The Matrix also have similarities to Akira (
Katsuhiro Otomo, 1988) and GITS (Ghost in the Shell, by Masanori Ota, under pseudonym Masamune Shirow, hit the screen in 1995), what was actually admited by the Wachowski Bros in The Animatrix. Indeed there are several "borrowed" scenes and story lines. Likewise Dark City (Alex Proyas, 1998) has too many resemblances to The Matrix (even used same sets), as well as The Thirteenth Floor (Josef Rusnak, 1999), that was also premiered before. Both are great movies, despite they have not gotten the same acknowledgment as The Matrix did.

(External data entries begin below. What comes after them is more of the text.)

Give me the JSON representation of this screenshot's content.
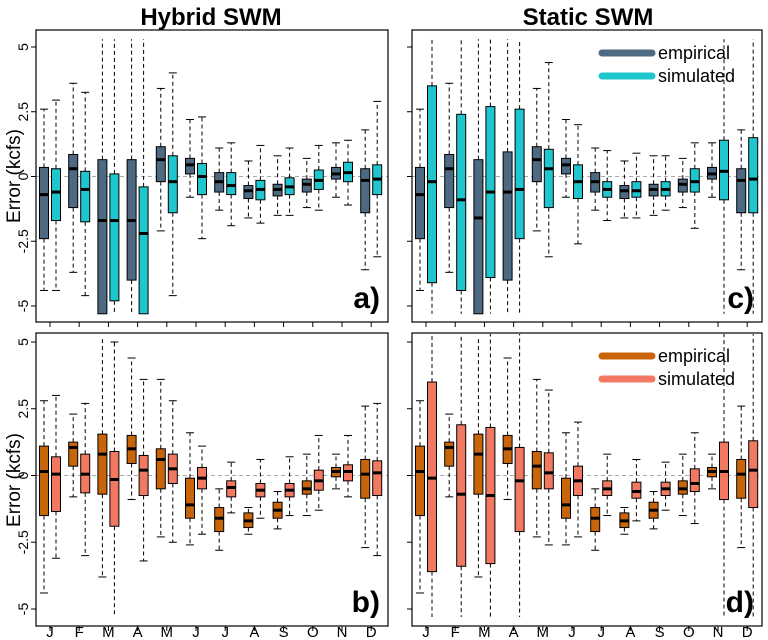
{
  "figure": {
    "col_titles": [
      "Hybrid SWM",
      "Static SWM"
    ],
    "ylabel": "Error (kcfs)"
  },
  "chart_data": {
    "type": "box",
    "ylim": [
      -5.2,
      5.2
    ],
    "yticks": [
      -5,
      -2.5,
      0,
      2.5,
      5
    ],
    "ytick_labels": [
      "-5",
      "-2.5",
      "0",
      "2.5",
      "5"
    ],
    "categories": [
      "J",
      "F",
      "M",
      "A",
      "M",
      "J",
      "J",
      "A",
      "S",
      "O",
      "N",
      "D"
    ],
    "zero_line": true,
    "panels": [
      {
        "letter": "a)",
        "row": 0,
        "col": 0,
        "legend": false,
        "series": [
          {
            "name": "empirical",
            "color": "#4e6a82",
            "boxes": [
              [
                -2.4,
                -0.7,
                0.35,
                -4.4,
                2.6
              ],
              [
                -1.2,
                0.3,
                0.85,
                -3.7,
                3.6
              ],
              [
                -5.3,
                -1.7,
                0.65,
                -5.3,
                5.3
              ],
              [
                -4.0,
                -1.7,
                0.65,
                -5.3,
                5.3
              ],
              [
                -0.2,
                0.65,
                1.15,
                -2.1,
                3.4
              ],
              [
                0.1,
                0.45,
                0.7,
                -0.8,
                2.2
              ],
              [
                -0.6,
                -0.2,
                0.15,
                -1.3,
                1.1
              ],
              [
                -0.85,
                -0.55,
                -0.35,
                -1.6,
                0.6
              ],
              [
                -0.75,
                -0.5,
                -0.3,
                -1.5,
                0.8
              ],
              [
                -0.6,
                -0.3,
                -0.1,
                -1.2,
                0.7
              ],
              [
                -0.1,
                0.1,
                0.35,
                -0.8,
                1.3
              ],
              [
                -1.4,
                -0.15,
                0.3,
                -3.6,
                1.8
              ]
            ]
          },
          {
            "name": "simulated",
            "color": "#1fc6cd",
            "boxes": [
              [
                -1.7,
                -0.6,
                0.3,
                -4.4,
                2.95
              ],
              [
                -1.75,
                -0.5,
                0.2,
                -4.6,
                3.25
              ],
              [
                -4.8,
                -1.7,
                0.1,
                -5.3,
                5.3
              ],
              [
                -5.3,
                -2.2,
                -0.4,
                -5.3,
                5.3
              ],
              [
                -1.4,
                -0.2,
                0.8,
                -4.6,
                4.0
              ],
              [
                -0.7,
                0.0,
                0.5,
                -2.4,
                2.3
              ],
              [
                -0.7,
                -0.35,
                0.15,
                -1.9,
                1.3
              ],
              [
                -0.9,
                -0.5,
                -0.15,
                -1.8,
                1.2
              ],
              [
                -0.7,
                -0.4,
                -0.05,
                -1.5,
                1.1
              ],
              [
                -0.5,
                -0.15,
                0.25,
                -1.3,
                1.2
              ],
              [
                -0.2,
                0.15,
                0.55,
                -1.1,
                1.4
              ],
              [
                -0.7,
                -0.1,
                0.45,
                -3.1,
                2.9
              ]
            ]
          }
        ]
      },
      {
        "letter": "c)",
        "row": 0,
        "col": 1,
        "legend": true,
        "series": [
          {
            "name": "empirical",
            "color": "#4e6a82",
            "boxes": [
              [
                -2.4,
                -0.7,
                0.35,
                -4.4,
                2.6
              ],
              [
                -1.2,
                0.3,
                0.85,
                -3.7,
                3.6
              ],
              [
                -5.3,
                -1.6,
                0.65,
                -5.3,
                5.3
              ],
              [
                -4.0,
                -0.6,
                0.95,
                -5.3,
                5.3
              ],
              [
                -0.2,
                0.65,
                1.15,
                -2.1,
                3.4
              ],
              [
                0.1,
                0.45,
                0.7,
                -0.8,
                2.2
              ],
              [
                -0.6,
                -0.2,
                0.15,
                -1.3,
                1.1
              ],
              [
                -0.85,
                -0.55,
                -0.35,
                -1.6,
                0.6
              ],
              [
                -0.75,
                -0.5,
                -0.3,
                -1.5,
                0.8
              ],
              [
                -0.6,
                -0.3,
                -0.1,
                -1.2,
                0.7
              ],
              [
                -0.1,
                0.1,
                0.35,
                -0.8,
                1.3
              ],
              [
                -1.4,
                -0.15,
                0.3,
                -3.6,
                1.8
              ]
            ]
          },
          {
            "name": "simulated",
            "color": "#1fc6cd",
            "boxes": [
              [
                -4.1,
                -0.2,
                3.5,
                -5.3,
                5.3
              ],
              [
                -4.4,
                -0.9,
                2.4,
                -5.3,
                5.3
              ],
              [
                -3.9,
                -0.6,
                2.7,
                -5.3,
                5.3
              ],
              [
                -2.4,
                -0.5,
                2.6,
                -5.3,
                5.3
              ],
              [
                -1.2,
                0.3,
                1.05,
                -3.1,
                4.4
              ],
              [
                -0.85,
                -0.2,
                0.45,
                -2.6,
                2.0
              ],
              [
                -0.8,
                -0.5,
                -0.2,
                -1.7,
                1.0
              ],
              [
                -0.8,
                -0.55,
                -0.2,
                -1.6,
                0.9
              ],
              [
                -0.75,
                -0.5,
                -0.2,
                -1.3,
                0.8
              ],
              [
                -0.6,
                -0.2,
                0.3,
                -2.0,
                1.3
              ],
              [
                -0.9,
                0.2,
                1.4,
                -5.3,
                5.3
              ],
              [
                -1.4,
                -0.1,
                1.5,
                -5.3,
                5.3
              ]
            ]
          }
        ]
      },
      {
        "letter": "b)",
        "row": 1,
        "col": 0,
        "legend": false,
        "series": [
          {
            "name": "empirical",
            "color": "#c8640a",
            "boxes": [
              [
                -1.5,
                0.15,
                1.1,
                -4.4,
                2.8
              ],
              [
                0.35,
                1.05,
                1.25,
                -0.8,
                2.3
              ],
              [
                -0.7,
                0.8,
                1.55,
                -3.8,
                5.2
              ],
              [
                0.45,
                1.0,
                1.5,
                -0.9,
                4.4
              ],
              [
                -0.5,
                0.6,
                1.0,
                -2.3,
                3.6
              ],
              [
                -1.6,
                -1.1,
                -0.1,
                -2.6,
                1.6
              ],
              [
                -2.1,
                -1.6,
                -1.2,
                -2.8,
                -0.5
              ],
              [
                -1.95,
                -1.7,
                -1.4,
                -2.2,
                -1.2
              ],
              [
                -1.6,
                -1.3,
                -1.0,
                -2.0,
                -0.6
              ],
              [
                -0.7,
                -0.5,
                -0.2,
                -1.5,
                0.8
              ],
              [
                -0.05,
                0.15,
                0.3,
                -0.5,
                0.8
              ],
              [
                -0.85,
                0.05,
                0.6,
                -2.7,
                2.6
              ]
            ]
          },
          {
            "name": "simulated",
            "color": "#f17861",
            "boxes": [
              [
                -1.35,
                0.05,
                0.7,
                -3.1,
                3.0
              ],
              [
                -0.65,
                0.05,
                0.8,
                -3.0,
                2.7
              ],
              [
                -1.9,
                -0.15,
                0.9,
                -5.3,
                5.0
              ],
              [
                -0.75,
                0.2,
                0.75,
                -3.2,
                3.6
              ],
              [
                -0.3,
                0.25,
                0.8,
                -2.5,
                2.8
              ],
              [
                -0.5,
                -0.1,
                0.3,
                -2.2,
                1.1
              ],
              [
                -0.8,
                -0.45,
                -0.2,
                -1.4,
                0.5
              ],
              [
                -0.8,
                -0.55,
                -0.3,
                -1.6,
                0.6
              ],
              [
                -0.8,
                -0.55,
                -0.3,
                -1.5,
                0.7
              ],
              [
                -0.55,
                -0.2,
                0.2,
                -1.3,
                1.5
              ],
              [
                -0.2,
                0.15,
                0.4,
                -0.8,
                1.5
              ],
              [
                -0.75,
                0.1,
                0.55,
                -3.0,
                2.7
              ]
            ]
          }
        ]
      },
      {
        "letter": "d)",
        "row": 1,
        "col": 1,
        "legend": true,
        "series": [
          {
            "name": "empirical",
            "color": "#c8640a",
            "boxes": [
              [
                -1.5,
                0.15,
                1.1,
                -4.4,
                2.8
              ],
              [
                0.35,
                1.05,
                1.25,
                -0.8,
                2.3
              ],
              [
                -0.7,
                0.8,
                1.55,
                -3.8,
                5.2
              ],
              [
                0.45,
                1.0,
                1.5,
                -0.9,
                4.4
              ],
              [
                -0.5,
                0.35,
                0.9,
                -2.3,
                3.6
              ],
              [
                -1.6,
                -1.1,
                -0.1,
                -2.6,
                1.6
              ],
              [
                -2.1,
                -1.6,
                -1.2,
                -2.8,
                -0.5
              ],
              [
                -1.95,
                -1.7,
                -1.4,
                -2.2,
                -1.2
              ],
              [
                -1.6,
                -1.3,
                -1.0,
                -2.0,
                -0.6
              ],
              [
                -0.7,
                -0.5,
                -0.2,
                -1.5,
                0.8
              ],
              [
                -0.05,
                0.15,
                0.3,
                -0.5,
                0.8
              ],
              [
                -0.85,
                0.05,
                0.6,
                -2.7,
                2.6
              ]
            ]
          },
          {
            "name": "simulated",
            "color": "#f17861",
            "boxes": [
              [
                -3.6,
                -0.1,
                3.5,
                -5.3,
                5.3
              ],
              [
                -3.4,
                -0.7,
                1.9,
                -5.3,
                5.3
              ],
              [
                -3.3,
                -0.75,
                1.8,
                -5.3,
                5.3
              ],
              [
                -2.1,
                -0.2,
                1.05,
                -5.3,
                5.3
              ],
              [
                -0.5,
                0.1,
                0.85,
                -2.6,
                3.2
              ],
              [
                -0.75,
                -0.2,
                0.35,
                -2.3,
                2.0
              ],
              [
                -0.75,
                -0.5,
                -0.2,
                -1.5,
                0.8
              ],
              [
                -0.85,
                -0.6,
                -0.25,
                -1.7,
                0.6
              ],
              [
                -0.75,
                -0.5,
                -0.25,
                -1.3,
                0.5
              ],
              [
                -0.6,
                -0.3,
                0.25,
                -1.8,
                1.6
              ],
              [
                -0.9,
                0.15,
                1.25,
                -5.3,
                5.3
              ],
              [
                -1.2,
                0.2,
                1.3,
                -5.3,
                5.3
              ]
            ]
          }
        ]
      }
    ]
  }
}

But if there do exists a source from where obvious parallelisms with The Matrix come up, are the comic series The Invisibles, from Grant Morrison: the look of Morpheus and the character King Mob; the famous jump of Neo's training with Morpheus, or Dane Jack Frost and Tom O'Bedlan in the comic; or the interrogation scene between Agent Smith and Morpheus, or Sir Miles and King Mob in The Invisibles, to mention a few. There are even some back references, from Morrison to The Matrix, in retaliation, like the "born" (or awakening) scene of Neo, after deciding to fall into the rabbit hole. In fact, King Mob (Morpheus) bears great resemblance to Morrison.

When Morpheus depicts Matrix to Neo, he sentences "Welcome, to the desert of the real". This same sentence misreads the one in sociologist Jean Baudrillard's book Simulacra and Simulation, concerned about how technology influences social relations, hyperreality denying reality.

Outstanding visual effects, specially John Gaeta's "Bullet Time" technique (even its real owner is Michel Gondry, in a Rolling Stones video), The Matrix has been the film that branded the new science-fiction aesthetics.